We’re producing billions of doses of the ChAdOx1 vector for COVID-19 this year, and the challenge is different. You need to produce vast amounts and inexpensively, so you can use it in the poorest countries in the world. Whereas, for cancer, you’re going to be doing maybe tens of thousands of patients each year post licensure, so, you don’t need so much product, and you can charge, at least $1,000 a dose.

Adrian Hill, PhD

GEN: We’ve spoken recently to people who’ve talked about personalized mRNA vaccines for cancer. Do you see these as likely to go into production soon?

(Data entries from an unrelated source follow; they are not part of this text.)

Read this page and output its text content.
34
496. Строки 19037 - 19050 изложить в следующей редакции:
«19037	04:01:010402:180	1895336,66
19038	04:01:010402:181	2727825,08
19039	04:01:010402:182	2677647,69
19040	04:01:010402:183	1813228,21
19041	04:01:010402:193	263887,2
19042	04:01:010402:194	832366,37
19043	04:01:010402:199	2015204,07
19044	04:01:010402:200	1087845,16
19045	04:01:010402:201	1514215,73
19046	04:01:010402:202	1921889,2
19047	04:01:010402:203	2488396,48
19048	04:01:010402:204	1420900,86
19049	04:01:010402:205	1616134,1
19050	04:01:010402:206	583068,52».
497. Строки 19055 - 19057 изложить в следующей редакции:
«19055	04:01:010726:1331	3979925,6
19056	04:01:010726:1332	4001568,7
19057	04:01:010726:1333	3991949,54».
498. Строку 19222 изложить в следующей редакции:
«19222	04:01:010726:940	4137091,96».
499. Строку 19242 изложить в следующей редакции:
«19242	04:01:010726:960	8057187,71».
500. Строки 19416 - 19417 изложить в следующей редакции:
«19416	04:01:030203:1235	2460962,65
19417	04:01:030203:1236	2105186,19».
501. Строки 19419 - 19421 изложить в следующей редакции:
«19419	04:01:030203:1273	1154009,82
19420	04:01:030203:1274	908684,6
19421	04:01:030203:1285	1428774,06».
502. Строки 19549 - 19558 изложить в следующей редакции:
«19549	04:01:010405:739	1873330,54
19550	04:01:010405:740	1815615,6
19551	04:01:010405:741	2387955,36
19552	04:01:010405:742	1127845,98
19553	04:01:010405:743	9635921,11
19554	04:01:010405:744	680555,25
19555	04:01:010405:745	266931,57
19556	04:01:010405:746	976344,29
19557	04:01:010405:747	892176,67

I thought that the hype about personalized cancer vaccines died down a bit, but clearly not. There are two big problems. One is that we have no proof-of-concept of it working, despite huge investment by all sorts of groups, including BioNTech. And, even if they did work, the business case would be difficult—you’d have to make a vaccine in weeks, which we can do, but the cost of making an individual vaccine for an individual patient is going to be many tens of thousands of dollars, if not more.

GEN: When do you expect viral vector cancer vaccines to reach the market?

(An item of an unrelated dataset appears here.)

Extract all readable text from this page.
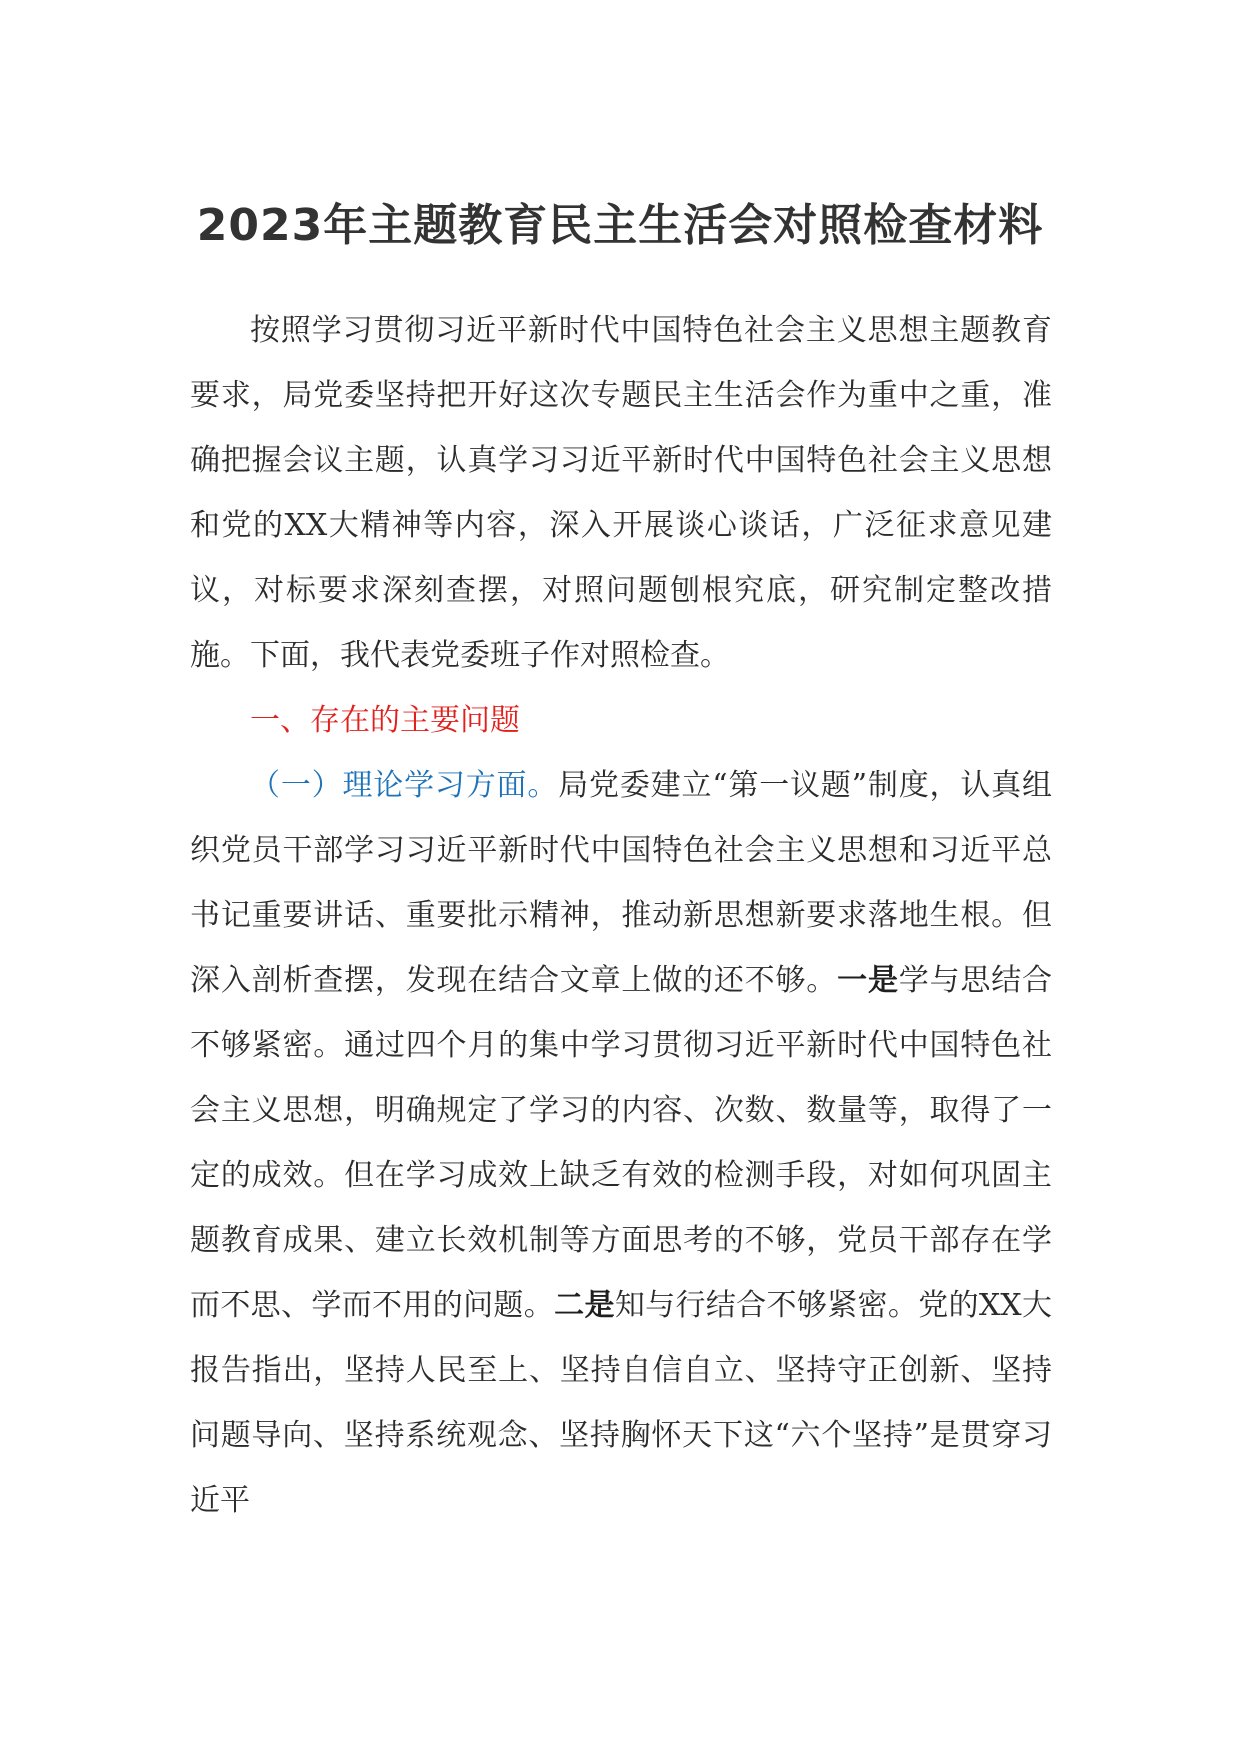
2023年主题教育民主生活会对照检查材料

按照学习贯彻习近平新时代中国特色社会主义思想主题教育要求，局党委坚持把开好这次专题民主生活会作为重中之重，准确把握会议主题，认真学习习近平新时代中国特色社会主义思想和党的XX大精神等内容，深入开展谈心谈话，广泛征求意见建议，对标要求深刻查摆，对照问题刨根究底，研究制定整改措施。下面，我代表党委班子作对照检查。

一、存在的主要问题

（一）理论学习方面。局党委建立“第一议题”制度，认真组织党员干部学习习近平新时代中国特色社会主义思想和习近平总书记重要讲话、重要批示精神，推动新思想新要求落地生根。但深入剖析查摆，发现在结合文章上做的还不够。一是学与思结合不够紧密。通过四个月的集中学习贯彻习近平新时代中国特色社会主义思想，明确规定了学习的内容、次数、数量等，取得了一定的成效。但在学习成效上缺乏有效的检测手段，对如何巩固主题教育成果、建立长效机制等方面思考的不够，党员干部存在学而不思、学而不用的问题。二是知与行结合不够紧密。党的XX大报告指出，坚持人民至上、坚持自信自立、坚持守正创新、坚持问题导向、坚持系统观念、坚持胸怀天下这“六个坚持”是贯穿习近平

In the best-case scenario, in the next three to five years. One problem is the cost of checkpoint inhibitors, to the extent that academics, like me, are impeded from doing cancer vaccine trials. That’s slowing down progress because you need checkpoint inhibitors for most vaccines to work in cancer—because of immunosuppressive tumors. So, if I could have one wish in cancer manufacturing, it would be making $10 to $100 per dose checkpoint inhibitors.